Hanoi Moment stands out among all the knick knack shops in the vibrant Old Quarter as a quality retailer of high end, innovative Vietnamese handicrafts. Their modern designs are executed in a clean-line, minimalist aesthetic, but remain distinctly Vietnamese. Their wares include ceramics (adorable tea cups with built in strainers), metal work, and intricately laser cut pop-up cards (check upstairs). You can easily spend an hour or two perusing their selection. If you're so inclined, you even get things custom-made. Hanoi Moment's comfortable air-conditioned store offers a welcome respite among the haggling and hustle of Old Quarter.

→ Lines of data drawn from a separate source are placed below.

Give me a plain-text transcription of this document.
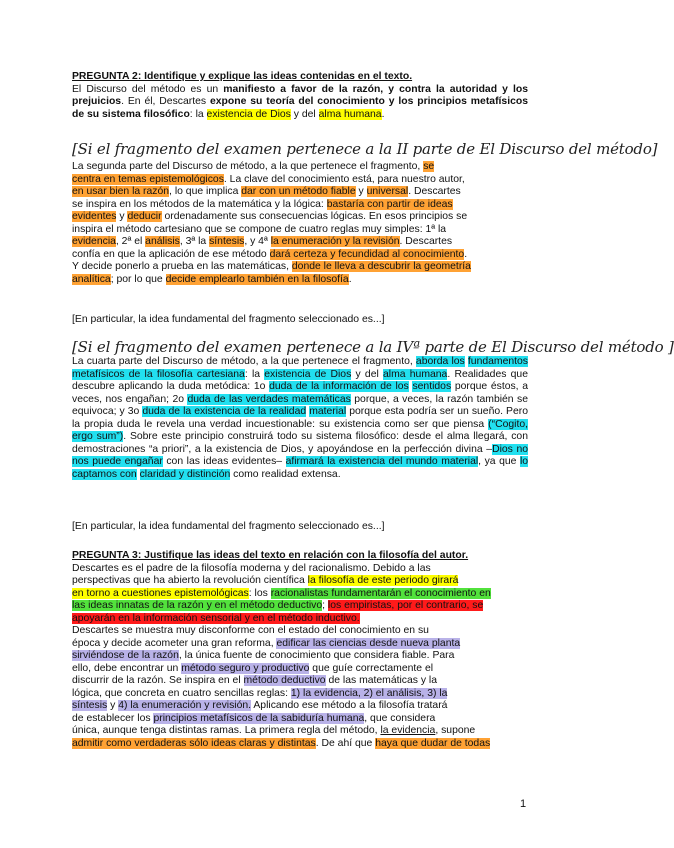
PREGUNTA 2: Identifique y explique las ideas contenidas en el texto.
El Discurso del método es un manifiesto a favor de la razón, y contra la autoridad y los prejuicios. En él, Descartes expone su teoría del conocimiento y los principios metafísicos de su sistema filosófico: la existencia de Dios y del alma humana.
[Si el fragmento del examen pertenece a la II parte de El Discurso del método]
La segunda parte del Discurso de método, a la que pertenece el fragmento, se
centra en temas epistemológicos. La clave del conocimiento está, para nuestro autor,
en usar bien la razón, lo que implica dar con un método fiable y universal. Descartes
se inspira en los métodos de la matemática y la lógica: bastaría con partir de ideas
evidentes y deducir ordenadamente sus consecuencias lógicas. En esos principios se
inspira el método cartesiano que se compone de cuatro reglas muy simples: 1ª la
evidencia, 2ª el análisis, 3ª la síntesis, y 4ª la enumeración y la revisión. Descartes
confía en que la aplicación de ese método dará certeza y fecundidad al conocimiento.
Y decide ponerlo a prueba en las matemáticas, donde le lleva a descubrir la geometría
analítica; por lo que decide emplearlo también en la filosofía.
[En particular, la idea fundamental del fragmento seleccionado es...]
[Si el fragmento del examen pertenece a la IVª parte de El Discurso del método ]
La cuarta parte del Discurso de método, a la que pertenece el fragmento, aborda los fundamentos metafísicos de la filosofía cartesiana: la existencia de Dios y del alma humana. Realidades que descubre aplicando la duda metódica: 1o duda de la información de los sentidos porque éstos, a veces, nos engañan; 2o duda de las verdades matemáticas porque, a veces, la razón también se equivoca; y 3o duda de la existencia de la realidad material porque esta podría ser un sueño. Pero la propia duda le revela una verdad incuestionable: su existencia como ser que piensa (“Cogito, ergo sum”). Sobre este principio construirá todo su sistema filosófico: desde el alma llegará, con demostraciones “a priori”, a la existencia de Dios, y apoyándose en la perfección divina –Dios no nos puede engañar con las ideas evidentes– afirmará la existencia del mundo material, ya que lo captamos con claridad y distinción como realidad extensa.
[En particular, la idea fundamental del fragmento seleccionado es...]
PREGUNTA 3: Justifique las ideas del texto en relación con la filosofía del autor.
Descartes es el padre de la filosofía moderna y del racionalismo. Debido a las
perspectivas que ha abierto la revolución científica la filosofía de este periodo girará
en torno a cuestiones epistemológicas: los racionalistas fundamentarán el conocimiento en
las ideas innatas de la razón y en el método deductivo; los empiristas, por el contrario, se
apoyarán en la información sensorial y en el método inductivo.
Descartes se muestra muy disconforme con el estado del conocimiento en su
época y decide acometer una gran reforma, edificar las ciencias desde nueva planta
sirviéndose de la razón, la única fuente de conocimiento que considera fiable. Para
ello, debe encontrar un método seguro y productivo que guíe correctamente el
discurrir de la razón. Se inspira en el método deductivo de las matemáticas y la
lógica, que concreta en cuatro sencillas reglas: 1) la evidencia, 2) el análisis, 3) la
síntesis y 4) la enumeración y revisión. Aplicando ese método a la filosofía tratará
de establecer los principios metafísicos de la sabiduría humana, que considera
única, aunque tenga distintas ramas. La primera regla del método, la evidencia, supone
admitir como verdaderas sólo ideas claras y distintas. De ahí que haya que dudar de todas
1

If you're looking to purchase an outfit that is not too common and will make you look sharp Chula Fashion House is where you should begin your search. Featuring a range of fabulous clothes for women, it is quite unlikely for you not to like what you see at this store. On the racks here are different types dresses and skirts inspired by Vietnamese culture and fused with trends of the Western world. Hand-woven from the finest quality of fabric, each piece of clothing is considered a unique work of art that is intricately designed and constructed by patient craftsmen.
A local market, the Cho Chau Long is famous among locals and tourists alike. Stuffed with fresh local produce, you will find everything here; right from fruits and vegetables to sea food and meats. This place is choc-a-bloc with buyers haggling with shopkeepers. Drop by at the market and get to see what Vietnamese 'wet markets' look like. They are called wet markets because of the huge quantities of water they use to clean the floor and freshen the stock.
Some skeptics doubt the authenticity or existence of truly organic produce in Vietnam, but for the desperate needing hope, Veggies is the only solution. Though priced to reflect this, there is something magical about stepping into either one of Veggie's two walk-in meat lockers. The left houses fruits and vegetables, including stacks of fresh herbs for western cooking that are difficult to find else where; The right contains imported meats and sausages, and one of Hanoi's best selection of cheeses. Outside, bulk chickpeas and grains and other difficult to find western goods stack the shelves. Worth a stop, but be prepared to pay for it.
Dating back to 1889, Dồng Xuân Market also known as Cho Dong Xuan is among the oldest markets in Hanoi and also its largest. Selling almost everything, from fresh food to household appliances, this multi-storied market occupies half of the street. The market also has a place in history where the battle between Vietnam and French units took place. Attracting a lot of locals and tourists, the market is mostly known for selling items in bulk. There is a separate food zone with well lit stalls serving food during the day and night. This wholesale market is a must visit to experience the shopping culture in Vietnam.